Anne arrived first and was her usual happy and engaged self, being accommodating while giving me the time  to capture the solo images of her that I needed for the story. Then Andrea arrived, wearing a business skirt, sneakers and a black ankle brace support from a recent sprain. Not exactly what I had in mind for my full length shots. But who is going to say anything? I didn’t have time for sartorial things. In 20 minutes I needed to make a great cover of the both of them and capture Andrea solo. I  kept the sneakers and brace and starting shooting. One thing I have learned is not to focus on little details and instead go for the real shot. I was always inspired by the work of Avedon, and seeing what he did to get his images says a great deal about what it means to be a photographer. As a teacher, I always tell my students that when your subject arrives, they are going to look at you and just stand there. Now how are you going to make a picture out of that???

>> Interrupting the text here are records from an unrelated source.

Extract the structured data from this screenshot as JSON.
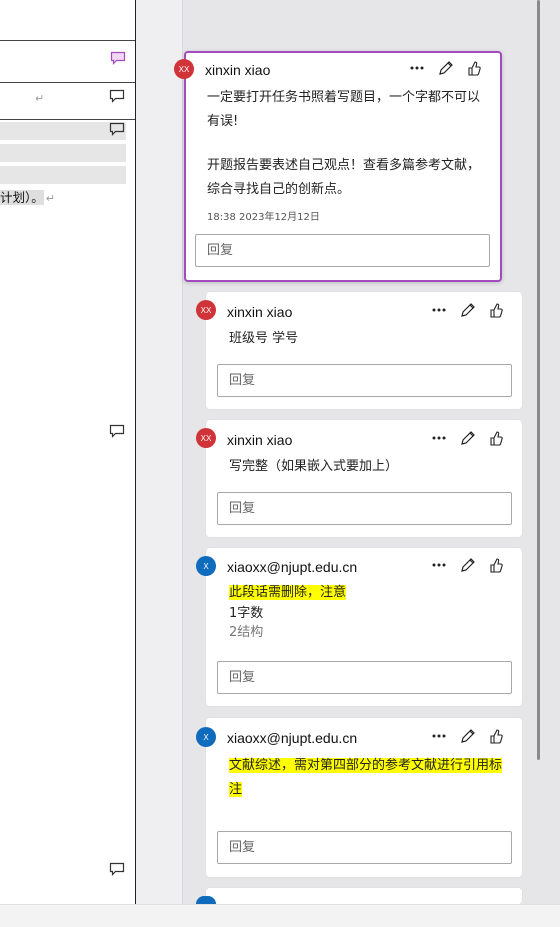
{
  "document": {
    "paragraph_text": "计划）。",
    "return_mark": "↵"
  },
  "comments": [
    {
      "avatar": "XX",
      "author": "xinxin xiao",
      "lines": [
        "一定要打开任务书照着写题目，一个字都不可以",
        "有误!",
        "",
        "开题报告要表述自己观点！查看多篇参考文献，",
        "综合寻找自己的创新点。"
      ],
      "timestamp": "18:38 2023年12月12日",
      "reply_placeholder": "回复"
    },
    {
      "avatar": "XX",
      "author": "xinxin xiao",
      "lines": [
        "班级号 学号"
      ],
      "reply_placeholder": "回复"
    },
    {
      "avatar": "XX",
      "author": "xinxin xiao",
      "lines": [
        "写完整（如果嵌入式要加上）"
      ],
      "reply_placeholder": "回复"
    },
    {
      "avatar": "X",
      "author": "xiaoxx@njupt.edu.cn",
      "highlight": "此段话需删除，注意",
      "lines": [
        "1字数",
        "2结构"
      ],
      "reply_placeholder": "回复"
    },
    {
      "avatar": "X",
      "author": "xiaoxx@njupt.edu.cn",
      "highlight_lines": [
        "文献综述，需对第四部分的参考文献进行引用标",
        "注"
      ],
      "reply_placeholder": "回复"
    },
    {
      "avatar": "X"
    }
  ],
  "colors": {
    "active_border": "#a54bc0",
    "avatar_red": "#d13438",
    "avatar_blue": "#0f6cbd",
    "highlight": "#ffff00"
  },
  "icons": {
    "more": "more-options-icon",
    "edit": "pencil-icon",
    "like": "thumbs-up-icon",
    "comment": "comment-bubble-icon"
  }
}
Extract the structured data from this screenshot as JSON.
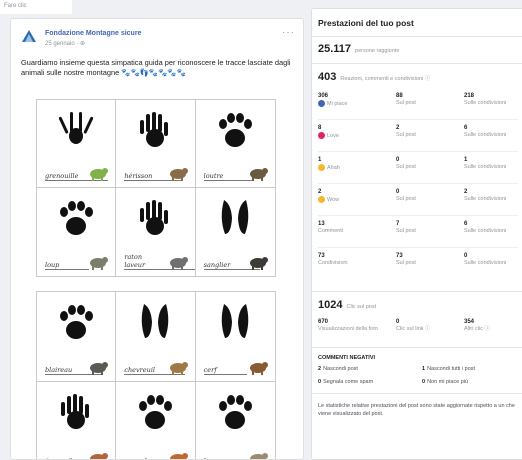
{
  "topbar": {
    "text": "Fare clic"
  },
  "post": {
    "page_name": "Fondazione Montagne sicure",
    "date": "25 gennaio · ⊕",
    "menu": "···",
    "text": "Guardiamo insieme questa simpatica guida per riconoscere le tracce lasciate dagli animali sulle nostre montagne 🐾🐾👣🐾🐾🐾🐾",
    "sheet1": [
      {
        "caption": "grenouille",
        "track": "frog",
        "animal_color": "#7fb24a"
      },
      {
        "caption": "hérisson",
        "track": "hedgehog",
        "animal_color": "#8a6b4a"
      },
      {
        "caption": "loutre",
        "track": "otter",
        "animal_color": "#6b5a3e"
      },
      {
        "caption": "loup",
        "track": "wolf",
        "animal_color": "#7d7d6d"
      },
      {
        "caption": "raton laveur",
        "track": "raccoon",
        "animal_color": "#6f6f6f"
      },
      {
        "caption": "sanglier",
        "track": "boar",
        "animal_color": "#3e3a36"
      }
    ],
    "sheet2": [
      {
        "caption": "blaireau",
        "track": "badger",
        "animal_color": "#5c5a55"
      },
      {
        "caption": "chevreuil",
        "track": "deer",
        "animal_color": "#a07848"
      },
      {
        "caption": "cerf",
        "track": "stag",
        "animal_color": "#8a5a32"
      },
      {
        "caption": "écureuil",
        "track": "squirrel",
        "animal_color": "#b0653a"
      },
      {
        "caption": "renard",
        "track": "fox",
        "animal_color": "#c0692e"
      },
      {
        "caption": "lynx",
        "track": "lynx",
        "animal_color": "#9c8a6e"
      }
    ]
  },
  "panel": {
    "title": "Prestazioni del tuo post",
    "reach_value": "25.117",
    "reach_label": "persone raggiunte",
    "engage_value": "403",
    "engage_label": "Reazioni, commenti e condivisioni ⓘ",
    "reaction_rows": [
      {
        "icon_color": "#4267b2",
        "label": "Mi piace",
        "total": "306",
        "post": "88",
        "post_label": "Sul post",
        "shares": "218",
        "shares_label": "Sulle condivisioni"
      },
      {
        "icon_color": "#e0245e",
        "label": "Love",
        "total": "8",
        "post": "2",
        "post_label": "Sul post",
        "shares": "6",
        "shares_label": "Sulle condivisioni"
      },
      {
        "icon_color": "#f7b928",
        "label": "Ahah",
        "total": "1",
        "post": "0",
        "post_label": "Sul post",
        "shares": "1",
        "shares_label": "Sulle condivisioni"
      },
      {
        "icon_color": "#f7b928",
        "label": "Wow",
        "total": "2",
        "post": "0",
        "post_label": "Sul post",
        "shares": "2",
        "shares_label": "Sulle condivisioni"
      },
      {
        "icon_color": "",
        "label": "Commenti",
        "total": "13",
        "post": "7",
        "post_label": "Sul post",
        "shares": "6",
        "shares_label": "Sulle condivisioni"
      },
      {
        "icon_color": "",
        "label": "Condivisioni",
        "total": "73",
        "post": "73",
        "post_label": "Sul post",
        "shares": "0",
        "shares_label": "Sulle condivisioni"
      }
    ],
    "clicks_value": "1024",
    "clicks_label": "Clic sul post",
    "clicks": [
      {
        "value": "670",
        "label": "Visualizzazioni della foto"
      },
      {
        "value": "0",
        "label": "Clic sul link ⓘ"
      },
      {
        "value": "354",
        "label": "Altri clic ⓘ"
      }
    ],
    "negative_title": "COMMENTI NEGATIVI",
    "negative": [
      {
        "value": "2",
        "label": "Nascondi post"
      },
      {
        "value": "1",
        "label": "Nascondi tutti i post"
      },
      {
        "value": "0",
        "label": "Segnala come spam"
      },
      {
        "value": "0",
        "label": "Non mi piace più"
      }
    ],
    "footer": "Le statistiche relative prestazioni del post sono state aggiornate rispetto a un che viene visualizzato del post."
  }
}
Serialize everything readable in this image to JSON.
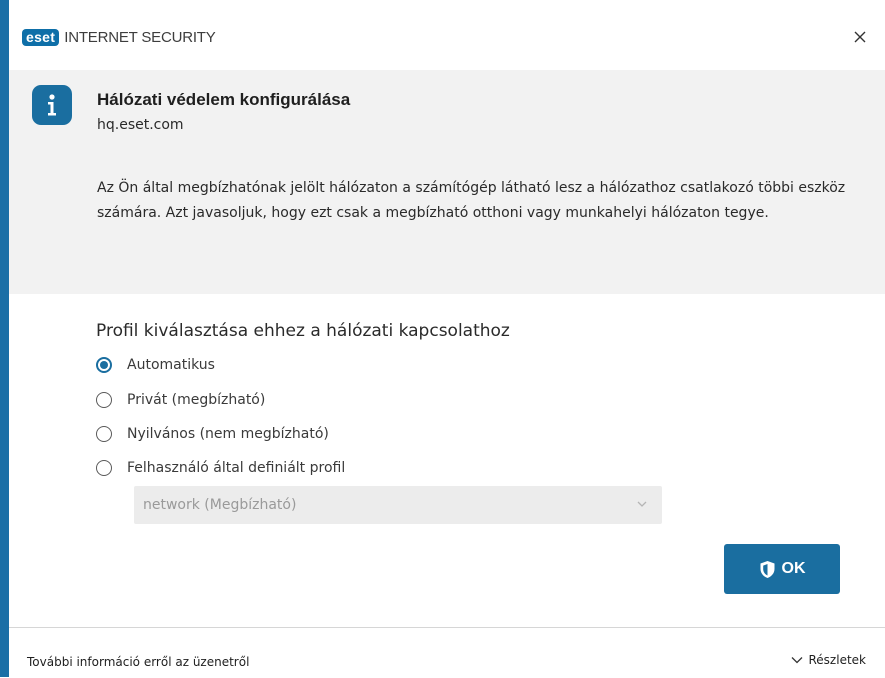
{
  "window": {
    "logo": "eset",
    "product": "INTERNET SECURITY",
    "close_icon": "close-icon"
  },
  "header": {
    "icon": "info-icon",
    "title": "Hálózati védelem konfigurálása",
    "subtitle": "hq.eset.com",
    "description": "Az Ön által megbízhatónak jelölt hálózaton a számítógép látható lesz a hálózathoz csatlakozó többi eszköz számára. Azt javasoljuk, hogy ezt csak a megbízható otthoni vagy munkahelyi hálózaton tegye."
  },
  "profile": {
    "title": "Profil kiválasztása ehhez a hálózati kapcsolathoz",
    "options": [
      {
        "label": "Automatikus",
        "checked": true
      },
      {
        "label": "Privát (megbízható)",
        "checked": false
      },
      {
        "label": "Nyilvános (nem megbízható)",
        "checked": false
      },
      {
        "label": "Felhasználó által definiált profil",
        "checked": false
      }
    ],
    "select_value": "network (Megbízható)"
  },
  "actions": {
    "ok_label": "OK",
    "ok_icon": "shield-icon"
  },
  "footer": {
    "more_info": "További információ erről az üzenetről",
    "details": "Részletek"
  },
  "colors": {
    "accent": "#1a6ea0",
    "header_bg": "#f2f2f2",
    "left_bar": "#1b6fa6"
  }
}
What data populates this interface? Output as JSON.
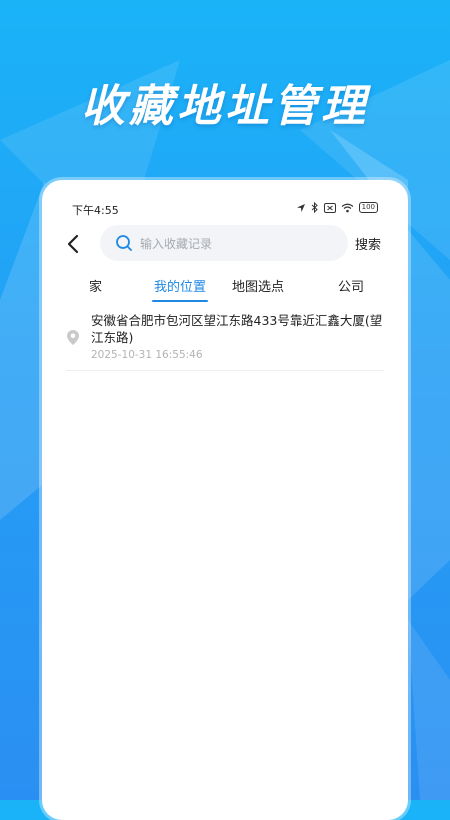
{
  "promo": {
    "title": "收藏地址管理"
  },
  "status_bar": {
    "time": "下午4:55",
    "battery": "100",
    "icons": [
      "location-arrow-icon",
      "bluetooth-icon",
      "sim-off-icon",
      "wifi-icon",
      "battery-icon"
    ]
  },
  "nav": {
    "search_placeholder": "输入收藏记录",
    "search_button": "搜索"
  },
  "tabs": [
    {
      "label": "家",
      "active": false
    },
    {
      "label": "我的位置",
      "active": true
    },
    {
      "label": "地图选点",
      "active": false
    },
    {
      "label": "公司",
      "active": false
    }
  ],
  "list": [
    {
      "address": "安徽省合肥市包河区望江东路433号靠近汇鑫大厦(望江东路)",
      "time": "2025-10-31 16:55:46"
    }
  ],
  "colors": {
    "accent": "#1e88e5",
    "background_top": "#1ab3f8",
    "background_bottom": "#2a8ff2",
    "search_bg": "#f2f4f7",
    "muted_text": "#b3b3b3"
  }
}
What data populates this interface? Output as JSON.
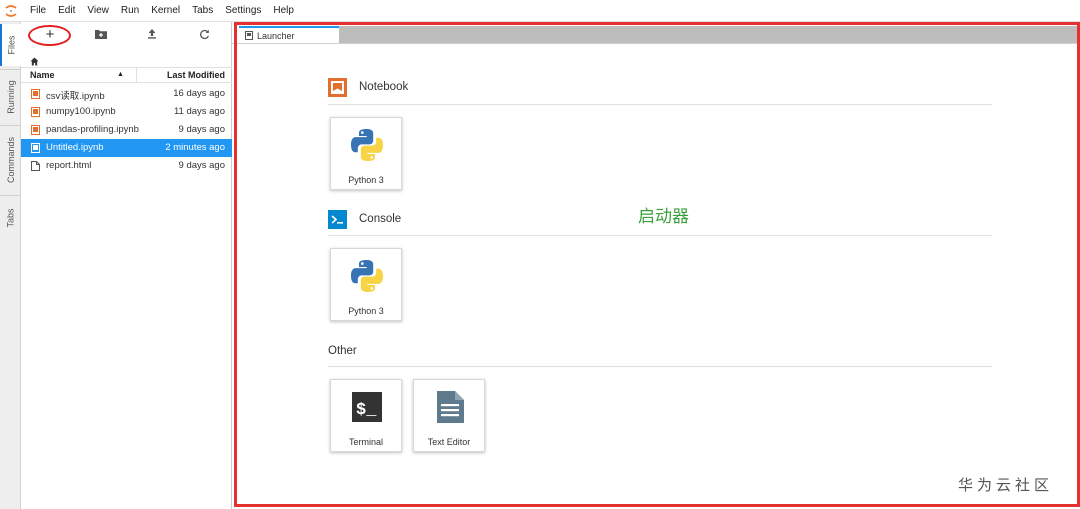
{
  "menubar": {
    "items": [
      "File",
      "Edit",
      "View",
      "Run",
      "Kernel",
      "Tabs",
      "Settings",
      "Help"
    ]
  },
  "left_tabs": [
    "Files",
    "Running",
    "Commands",
    "Tabs"
  ],
  "file_browser": {
    "toolbar": {
      "new_label": "+",
      "new_folder_icon": "new-folder-icon",
      "upload_icon": "upload-icon",
      "refresh_icon": "refresh-icon"
    },
    "columns": {
      "name": "Name",
      "modified": "Last Modified"
    },
    "files": [
      {
        "name": "csv读取.ipynb",
        "modified": "16 days ago",
        "type": "notebook",
        "selected": false
      },
      {
        "name": "numpy100.ipynb",
        "modified": "11 days ago",
        "type": "notebook",
        "selected": false
      },
      {
        "name": "pandas-profiling.ipynb",
        "modified": "9 days ago",
        "type": "notebook",
        "selected": false
      },
      {
        "name": "Untitled.ipynb",
        "modified": "2 minutes ago",
        "type": "notebook",
        "selected": true
      },
      {
        "name": "report.html",
        "modified": "9 days ago",
        "type": "file",
        "selected": false
      }
    ]
  },
  "main": {
    "tab": {
      "label": "Launcher"
    },
    "sections": {
      "notebook": {
        "title": "Notebook",
        "cards": [
          {
            "label": "Python 3",
            "icon": "python-icon"
          }
        ]
      },
      "console": {
        "title": "Console",
        "cards": [
          {
            "label": "Python 3",
            "icon": "python-icon"
          }
        ]
      },
      "other": {
        "title": "Other",
        "cards": [
          {
            "label": "Terminal",
            "icon": "terminal-icon"
          },
          {
            "label": "Text Editor",
            "icon": "text-editor-icon"
          }
        ]
      }
    },
    "annotation": "启动器",
    "watermark": "华为云社区"
  },
  "colors": {
    "accent": "#2196f3",
    "notebook_orange": "#e46e2e",
    "console_blue": "#0288d1",
    "highlight_red": "#e53030",
    "annotation_green": "#3aa13a"
  }
}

It is what comes out in the next moments that will decide what kind of images you will walk away with. And this is completely on the photographer’s shoulders and has absolutely nothing to do with equipment or technology. The key is how you feel when they walk in, because they will read you, and if you are cool, then they will feel cool. Next, you can’t be afraid to inject your personality into the show and take over, no matter who it is. They will feel your control and go with it, and that is how you will capture those off moments that are the best pictures. When I asked them to stand back-to back, then pushed them to lean on each other more, they burst out laughing and that was my picture. But it was real, and I guided them into my web. These people need a good laugh too, every day, and I was there to get it. Thanks to Andrea, Anne, Maggie and Olivia for the opportunity to work with them and for giving us what we needed to make them shine.

Niccolini, The Man for All Seasons


In early June, I had less than 24 hours to prepare for a photo shoot with Julian Niccolini, the managing partner the the Four Seasons Restaurant in New York for WAG Magazine.  When you meet him, he makes you feel like you have known him since birth.  He moves smoothly between rooms, and just as easily switches between business matters and entertaining his customers.  You can see why he has his reputation.  He is everyone’s man, as people of all ages consider him a close friend and confidante.  He had different varieties of wine with him during the entire shoot, and generously offered me and my assistant a very expensive bottle to try, the kind of bottle that you would either purchase or pay your mortgage with.  At first I refused, my typical professional reply, but then reconsidered….I mean, it was the Four Seasons.  The place itselfis a cavernous hall of Philip Johnson design, with a super high ceiling and very tall windows.  It is a regal space.  You feel regal in there…you can’t help it.  On top of the fact that as you enter, you are met by the maestro, who will scoop you up and take care of your needs in ways you didn’t know could be done.  When you call to him, he prefers Julian.  When you ask him to get into the pool, he finds a way to engage a few ladies who are dining nearby.  He doesn’t know them.  He doesn’t have to.  They willingly, yet shyly oblige, and before long, there is an entourage of people shooting photos with their phones, so many that we had to part them like the Red Sea to get my angle.  Julian Niccolini is the Four Seasons, a one man play running at full throttle on a continuous loop.